The study involved more than a quarter of a million participants (average age 53 years) recruited from the UK Biobank – a database of biological information from half a million British adults.
Participants were asked to record the types of transport they used to get to and from work on a typical day. Options included walking, cycling and non-active (car or public transport). During an average five year follow-up period, information on hospital admissions and deaths were recorded.
After adjusting for several influential factors, commuting by walking was associated with a lower risk of CVD incidence and mortality. However, commuting by cycling was associated with the lowest risk of these – as well as lower risks of all cause mortality and cancer.
While the study is UK based, it should still be considered by New Zealand readers – as Heart Disease is New Zealand’s biggest killer. More than 6,000 people die from heart disease in New Zealand every year. This figure is almost 20 times the 2016 road toll. For more, see here.
Walking is also associated with a lower risk of cardiovascular disease, but the risk of death from cancer was no different than non-active commuting, the results show.
The study came about after researchers at the University of Glasgow set to test the strength of association between cycling, walking and health benefits.

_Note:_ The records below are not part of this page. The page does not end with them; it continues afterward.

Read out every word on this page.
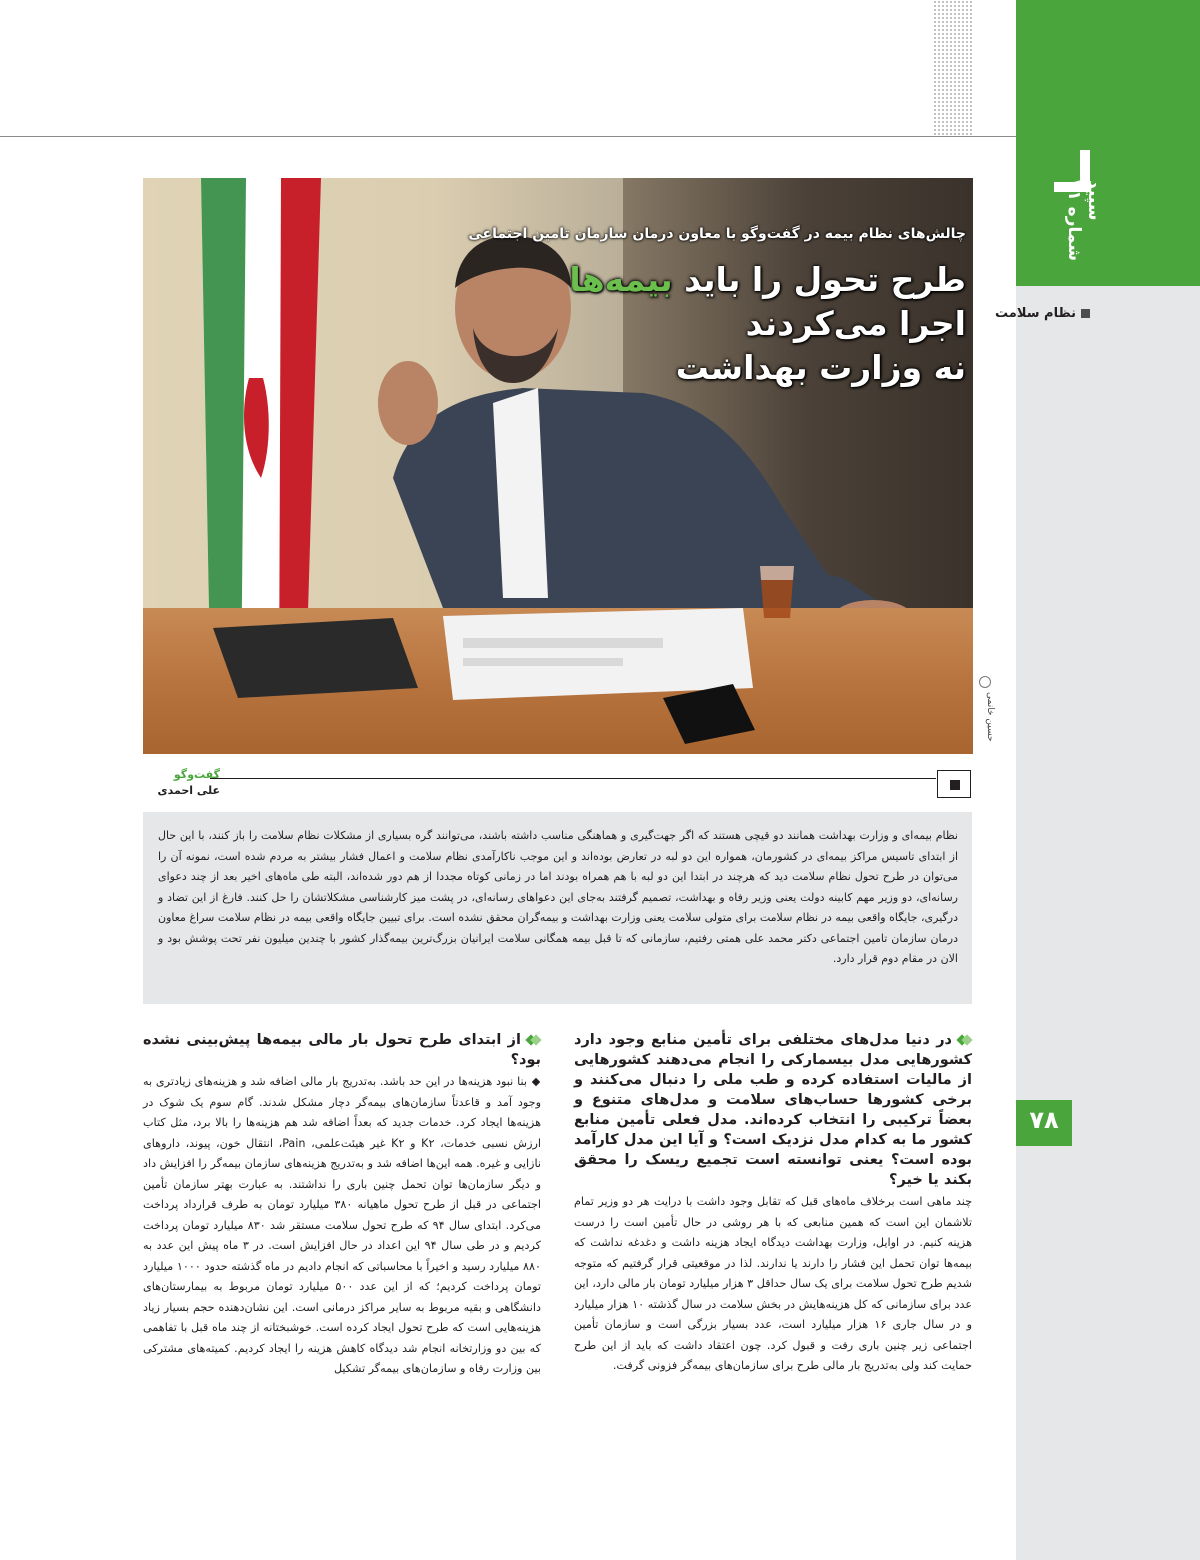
سپید شماره ۲۱
نظام سلامت
حسین خانمی
چالش‌های نظام بیمه در گفت‌وگو با معاون درمان سازمان تامین اجتماعی
طرح تحول را باید بیمه‌ها
اجرا می‌کردند
نه وزارت بهداشت
گفت‌وگو
علی احمدی
نظام بیمه‌ای و وزارت بهداشت همانند دو قیچی هستند که اگر جهت‌گیری و هماهنگی مناسب داشته باشند، می‌توانند گره بسیاری از مشکلات نظام سلامت را باز کنند، با این حال از ابتدای تاسیس مراکز بیمه‌ای در کشورمان، همواره این دو لبه در تعارض بوده‌اند و این موجب ناکارآمدی نظام سلامت و اعمال فشار بیشتر به مردم شده است، نمونه آن را می‌توان در طرح تحول نظام سلامت دید که هرچند در ابتدا این دو لبه با هم همراه بودند اما در زمانی کوتاه مجددا از هم دور شده‌اند، البته طی ماه‌های اخیر بعد از چند دعوای رسانه‌ای، دو وزیر مهم کابینه دولت یعنی وزیر رفاه و بهداشت، تصمیم گرفتند به‌جای این دعواهای رسانه‌ای، در پشت میز کارشناسی مشکلاتشان را حل کنند. فارغ از این تضاد و درگیری، جایگاه واقعی بیمه در نظام سلامت برای متولی سلامت یعنی وزارت بهداشت و بیمه‌گران محقق نشده است. برای تبیین جایگاه واقعی بیمه در نظام سلامت سراغ معاون درمان سازمان تامین اجتماعی دکتر محمد علی همتی رفتیم، سازمانی که تا قبل بیمه همگانی سلامت ایرانیان بزرگ‌ترین بیمه‌گذار کشور با چندین میلیون نفر تحت پوشش بود و الان در مقام دوم قرار دارد.
در دنیا مدل‌های مختلفی برای تأمین منابع وجود دارد کشورهایی مدل بیسمارکی را انجام می‌دهند کشورهایی از مالیات استفاده کرده و طب ملی را دنبال می‌کنند و برخی کشورها حساب‌های سلامت و مدل‌های متنوع و بعضاً ترکیبی را انتخاب کرده‌اند. مدل فعلی تأمین منابع کشور ما به کدام مدل نزدیک است؟ و آیا این مدل کارآمد بوده است؟ یعنی توانسته است تجمیع ریسک را محقق بکند یا خیر؟
چند ماهی است برخلاف ماه‌های قبل که تقابل وجود داشت با درایت هر دو وزیر تمام تلاشمان این است که همین منابعی که با هر روشی در حال تأمین است را درست هزینه کنیم. در اوایل، وزارت بهداشت دیدگاه ایجاد هزینه داشت و دغدغه نداشت که بیمه‌ها توان تحمل این فشار را دارند یا ندارند. لذا در موقعیتی قرار گرفتیم که متوجه شدیم طرح تحول سلامت برای یک سال حداقل ۳ هزار میلیارد تومان بار مالی دارد، این عدد برای سازمانی که کل هزینه‌هایش در بخش سلامت در سال گذشته ۱۰ هزار میلیارد و در سال جاری ۱۶ هزار میلیارد است، عدد بسیار بزرگی است و سازمان تأمین اجتماعی زیر چنین باری رفت و قبول کرد. چون اعتقاد داشت که باید از این طرح حمایت کند ولی به‌تدریج بار مالی طرح برای سازمان‌های بیمه‌گر فزونی گرفت.
از ابتدای طرح تحول بار مالی بیمه‌ها پیش‌بینی نشده بود؟
بنا نبود هزینه‌ها در این حد باشد. به‌تدریج بار مالی اضافه شد و هزینه‌های زیادتری به وجود آمد و قاعدتاً سازمان‌های بیمه‌گر دچار مشکل شدند. گام سوم یک شوک در هزینه‌ها ایجاد کرد. خدمات جدید که بعداً اضافه شد هم هزینه‌ها را بالا برد، مثل کتاب ارزش نسبی خدمات، K۲ و K۲ غیر هیئت‌علمی، Pain، انتقال خون، پیوند، داروهای نازایی و غیره. همه این‌ها اضافه شد و به‌تدریج هزینه‌های سازمان بیمه‌گر را افزایش داد و دیگر سازمان‌ها توان تحمل چنین باری را نداشتند. به عبارت بهتر سازمان تأمین اجتماعی در قبل از طرح تحول ماهیانه ۳۸۰ میلیارد تومان به طرف قرارداد پرداخت می‌کرد. ابتدای سال ۹۴ که طرح تحول سلامت مستقر شد ۸۳۰ میلیارد تومان پرداخت کردیم و در طی سال ۹۴ این اعداد در حال افزایش است. در ۳ ماه پیش این عدد به ۸۸۰ میلیارد رسید و اخیراً با محاسباتی که انجام دادیم در ماه گذشته حدود ۱۰۰۰ میلیارد تومان پرداخت کردیم؛ که از این عدد ۵۰۰ میلیارد تومان مربوط به بیمارستان‌های دانشگاهی و بقیه مربوط به سایر مراکز درمانی است. این نشان‌دهنده حجم بسیار زیاد هزینه‌هایی است که طرح تحول ایجاد کرده است. خوشبختانه از چند ماه قبل با تفاهمی که بین دو وزارتخانه انجام شد دیدگاه کاهش هزینه را ایجاد کردیم. کمیته‌های مشترکی بین وزارت رفاه و سازمان‌های بیمه‌گر تشکیل
۷۸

They tested this by investigating the association between active commuting and incident CVD, cancer, and all cause mortality.
Mixed-mode commuting (a combination of active and non-active transport) was also associated with some benefits, but only if the active component comprised cycling.
Furthermore, a lower risk for CVD incidence was only evident among the walking commuters who covered more than six miles a week (equivalent to two hours of weekly commuting by walking at a typical pace of three miles an hour).
The researchers point out that this is an observational study, so no firm conclusions can be drawn about cause and effect, and they outline some limitations could have introduced bias.
Nevertheless, they conclude that “the findings, if causal, suggest population health may be improved by policies that increase active commuting, particularly cycling, such as the creation of cycle lanes, cycle hire or purchase schemes, and better provision for cycles on public transport.”